Flex space overview in Colombia

The expansion of flex space was one of the most prominent trends of the office market in the last quinquennium. Two approaches to flex space: as a workplace configuration and as a business model.

January 24, 2020

The expansion of flex space was one of the most prominent trends of the office market in the last quinquennium. In Colombia, the figures are striking: the flex space stock held by the five top players flourished from 13,000 sqm in 2014 to 114,300 sqm in 2019.

Three key elements underpinned the eruption of flex space stock in Colombia: WeWork’s disruption in 2016 with its aggressive expansion strategy; the market cycle that leaned negotiation power towards tenants, and hence favored operators; and the spreading of flex space to other Colombian cities, such as Medellin and Barranquilla simultaneously with the launching of coworking spaces in non-consolidated office areas of Bogota.

From a demand perspective, the rise of flex space has been propped locally by the need for flexibility regarding contract terms in a context of high uncertainty, the possibility to grow within the same building, the low CapEx requirements and the chance to improve workplace standards versus old-fashioned office spaces. Other advantages for users of flex spaces include: increased collaboration between employees, teams and companies; potential talent attraction and retention; and a fertile environment for innovation.

Our global team forecasts flex space could reach 30% of quality office stock by 2030. In our region, the share could be even greater, due to idiosyncratic elements favorable to flex space: policy and economic uncertainty push companies to seek flexibility in expansion schedules to lower their operational risk.

In Colombia, JLL focuses its analysis on the quality flex space owned by the five biggest local players: WeWork, Regus and Spaces (both subsidiaries of IWG), Owlo and Tinkko. However, we recognize the existence of many other players, mostly oriented to entrepreneurs and small startups.

The flex space stock in Bogota owned by top five companies totals 95,400 sqm, equivalent to 3.5% of overall office inventory (vs 3.6% in Latin America).

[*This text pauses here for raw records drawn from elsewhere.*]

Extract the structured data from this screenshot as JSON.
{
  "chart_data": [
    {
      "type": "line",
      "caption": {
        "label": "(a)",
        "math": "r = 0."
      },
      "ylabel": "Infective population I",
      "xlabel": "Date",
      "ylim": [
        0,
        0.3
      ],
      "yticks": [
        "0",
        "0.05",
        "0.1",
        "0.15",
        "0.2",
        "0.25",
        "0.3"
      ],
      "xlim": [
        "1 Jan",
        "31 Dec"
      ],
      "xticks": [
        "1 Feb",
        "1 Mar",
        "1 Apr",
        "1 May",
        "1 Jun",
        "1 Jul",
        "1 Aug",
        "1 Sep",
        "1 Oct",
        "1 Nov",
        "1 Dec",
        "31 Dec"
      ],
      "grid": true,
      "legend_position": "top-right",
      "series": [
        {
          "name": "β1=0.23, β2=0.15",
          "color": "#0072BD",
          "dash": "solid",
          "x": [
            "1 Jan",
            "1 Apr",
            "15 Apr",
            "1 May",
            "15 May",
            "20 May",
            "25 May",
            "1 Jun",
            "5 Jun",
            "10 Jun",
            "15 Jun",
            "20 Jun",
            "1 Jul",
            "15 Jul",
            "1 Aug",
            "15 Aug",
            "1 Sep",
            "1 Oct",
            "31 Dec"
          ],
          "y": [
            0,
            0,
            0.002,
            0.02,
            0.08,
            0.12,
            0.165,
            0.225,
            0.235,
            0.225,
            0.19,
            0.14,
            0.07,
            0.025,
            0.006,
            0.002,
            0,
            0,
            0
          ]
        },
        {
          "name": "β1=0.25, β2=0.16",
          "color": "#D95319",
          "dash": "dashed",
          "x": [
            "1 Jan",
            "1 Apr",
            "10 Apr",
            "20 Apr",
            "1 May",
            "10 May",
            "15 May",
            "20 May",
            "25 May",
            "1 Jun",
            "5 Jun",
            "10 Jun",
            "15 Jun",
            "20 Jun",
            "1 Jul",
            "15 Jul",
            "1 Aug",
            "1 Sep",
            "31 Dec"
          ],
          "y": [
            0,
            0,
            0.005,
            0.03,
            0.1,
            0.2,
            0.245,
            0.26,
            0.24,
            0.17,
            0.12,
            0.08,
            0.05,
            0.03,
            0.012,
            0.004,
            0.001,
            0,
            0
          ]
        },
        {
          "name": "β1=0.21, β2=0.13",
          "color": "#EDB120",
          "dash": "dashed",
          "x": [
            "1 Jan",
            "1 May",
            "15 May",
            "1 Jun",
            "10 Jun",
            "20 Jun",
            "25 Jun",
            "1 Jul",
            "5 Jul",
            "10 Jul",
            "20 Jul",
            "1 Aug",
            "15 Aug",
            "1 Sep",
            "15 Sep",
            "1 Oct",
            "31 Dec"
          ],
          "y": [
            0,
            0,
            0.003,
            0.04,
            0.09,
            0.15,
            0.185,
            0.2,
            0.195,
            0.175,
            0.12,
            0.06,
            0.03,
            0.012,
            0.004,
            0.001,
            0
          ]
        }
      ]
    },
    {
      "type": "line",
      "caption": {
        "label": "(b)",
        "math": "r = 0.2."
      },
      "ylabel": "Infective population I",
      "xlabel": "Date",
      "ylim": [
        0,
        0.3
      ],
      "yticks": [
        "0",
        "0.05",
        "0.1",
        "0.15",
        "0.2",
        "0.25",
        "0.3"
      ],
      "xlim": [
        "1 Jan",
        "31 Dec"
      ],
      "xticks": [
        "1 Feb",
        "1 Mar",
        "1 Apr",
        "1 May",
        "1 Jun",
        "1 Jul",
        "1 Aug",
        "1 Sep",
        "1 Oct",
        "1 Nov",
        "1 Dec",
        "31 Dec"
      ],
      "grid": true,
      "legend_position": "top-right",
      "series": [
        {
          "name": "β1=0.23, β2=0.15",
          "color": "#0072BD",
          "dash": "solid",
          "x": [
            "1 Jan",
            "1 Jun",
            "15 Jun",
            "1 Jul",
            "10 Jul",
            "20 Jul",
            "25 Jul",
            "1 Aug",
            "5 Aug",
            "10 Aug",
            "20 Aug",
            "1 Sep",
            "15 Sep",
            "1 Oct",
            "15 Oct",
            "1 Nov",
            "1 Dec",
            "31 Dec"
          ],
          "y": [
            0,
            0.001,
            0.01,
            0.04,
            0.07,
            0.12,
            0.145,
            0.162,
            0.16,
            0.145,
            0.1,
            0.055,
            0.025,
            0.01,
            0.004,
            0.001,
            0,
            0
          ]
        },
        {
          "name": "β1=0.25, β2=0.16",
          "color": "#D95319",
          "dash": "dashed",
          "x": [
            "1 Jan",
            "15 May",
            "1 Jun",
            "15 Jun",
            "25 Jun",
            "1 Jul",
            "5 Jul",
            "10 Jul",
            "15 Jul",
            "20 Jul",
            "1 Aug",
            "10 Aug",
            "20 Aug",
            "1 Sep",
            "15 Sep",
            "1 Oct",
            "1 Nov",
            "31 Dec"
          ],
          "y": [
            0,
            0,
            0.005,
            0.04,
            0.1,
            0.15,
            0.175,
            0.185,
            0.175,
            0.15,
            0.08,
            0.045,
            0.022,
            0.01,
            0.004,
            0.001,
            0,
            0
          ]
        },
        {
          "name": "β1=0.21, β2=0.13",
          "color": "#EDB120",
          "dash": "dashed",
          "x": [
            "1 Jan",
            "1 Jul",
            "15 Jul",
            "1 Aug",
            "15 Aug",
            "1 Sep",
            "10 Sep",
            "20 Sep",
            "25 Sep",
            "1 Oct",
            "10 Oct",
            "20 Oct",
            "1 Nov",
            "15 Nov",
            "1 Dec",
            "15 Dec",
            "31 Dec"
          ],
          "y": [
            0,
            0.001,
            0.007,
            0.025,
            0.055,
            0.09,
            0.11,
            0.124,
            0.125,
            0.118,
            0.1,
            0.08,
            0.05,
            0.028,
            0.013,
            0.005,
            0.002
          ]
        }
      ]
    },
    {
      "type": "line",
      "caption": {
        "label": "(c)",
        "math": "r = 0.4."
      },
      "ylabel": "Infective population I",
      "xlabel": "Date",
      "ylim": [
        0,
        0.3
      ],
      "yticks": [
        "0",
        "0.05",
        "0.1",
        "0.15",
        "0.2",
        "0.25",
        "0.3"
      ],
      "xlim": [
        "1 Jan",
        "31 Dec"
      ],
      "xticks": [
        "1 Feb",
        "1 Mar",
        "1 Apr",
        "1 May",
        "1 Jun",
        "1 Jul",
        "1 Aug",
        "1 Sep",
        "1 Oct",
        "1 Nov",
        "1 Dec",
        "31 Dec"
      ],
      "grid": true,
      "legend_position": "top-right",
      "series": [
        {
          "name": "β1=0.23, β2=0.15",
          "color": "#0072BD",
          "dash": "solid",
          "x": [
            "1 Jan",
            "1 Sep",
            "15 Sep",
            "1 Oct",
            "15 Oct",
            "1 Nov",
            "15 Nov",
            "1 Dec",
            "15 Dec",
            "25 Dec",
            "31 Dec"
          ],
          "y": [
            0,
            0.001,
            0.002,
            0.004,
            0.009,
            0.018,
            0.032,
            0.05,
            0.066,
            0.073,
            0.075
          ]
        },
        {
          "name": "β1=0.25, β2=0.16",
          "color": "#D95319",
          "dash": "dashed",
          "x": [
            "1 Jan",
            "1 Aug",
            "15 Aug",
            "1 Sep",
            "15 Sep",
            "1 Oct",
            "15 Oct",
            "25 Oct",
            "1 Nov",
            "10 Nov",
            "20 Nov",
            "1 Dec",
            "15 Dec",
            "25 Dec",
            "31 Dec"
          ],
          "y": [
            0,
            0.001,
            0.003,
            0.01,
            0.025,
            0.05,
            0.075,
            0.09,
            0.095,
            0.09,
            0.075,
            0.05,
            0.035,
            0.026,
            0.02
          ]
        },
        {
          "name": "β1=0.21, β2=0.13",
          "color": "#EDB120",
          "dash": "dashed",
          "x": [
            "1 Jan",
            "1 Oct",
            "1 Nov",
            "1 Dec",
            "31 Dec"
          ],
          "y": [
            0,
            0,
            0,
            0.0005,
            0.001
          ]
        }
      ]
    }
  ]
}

WeWork operates 70% of stock, followed by IWG (Regus and Spaces) with 17%. More than half of stock is concentrated in Calle 100 (34%), Santa Bárbara (15%) and Andino/Nogal (14%). The remaining 20,000 sqm of quality flex space in Colombia are in Medellin (14,100 sqm) and Barranquilla (5,900 sqm).

Up to 2015, Regus was the sole operator of corporate flex space in Colombia, with middle size areas (500-2,000 sqm) within some of Bogota’s most coveted buildings. The market transformation began in 2016 with WeWork’s entry in Chicó (+6,000 sqm) followed by an outburst in 2018, when four operators (WeWork, Spaces, Owlo and Tinkko) took more than 50,000 sqm in Bogota and over 12,000 sqm in Medellin. In 2019, flex space companies leased 25,000 sqm, a lower yet impressive pace, which we expect will continue in the next three years due to a new market cycle and a subsequent less aggressive takedown of space.


There are three main ongoing shifts in the flex space market. The operation and self-perform functioning models are becoming more common, as landlords and investors are keen on getting a slice of the industry’s boom. In the meantime, flex space providers are shifting their focus from freelance, small and middle size companies to more traditional and consolidated firms, with a visible impact in design and fit-outs. Lastly, stock is starting to decentralize, as operators now hold areas in buildings outside Bogota’s CBD such as Connecta and Elemento in El Dorado; Central point in Salitre and Centro Empresarial Colpatria in the others submarket.

At JLL we deem flex space is here to stay despite rapidly evolving new trends. From one side, the specific situation of the biggest local player and the end of the production cycle, will set the ground for a deceleration in flex space companies’ expansion. Notwithstanding, we see a consolidating industry in flex space, bolstered by the development of economies of scale, making facilities more efficient and with operators targeting more stable corporate users; the growing popularity of the user experience within tenants, specially enterprises; and the increasing interest of institutional capital both in terms of investment and involvement (the self-perform model is earning popularity abroad).

Our global team forecasts flex space could reach 30% of quality office stock by 2030. In our region, the share could be even greater given the desirable fit between flex space as a business model and the Colombia’s idiosyncrasy marked by high uncertainty; as well as the growth margin for flex space as a workplace configuration, still an incipient trend among local companies.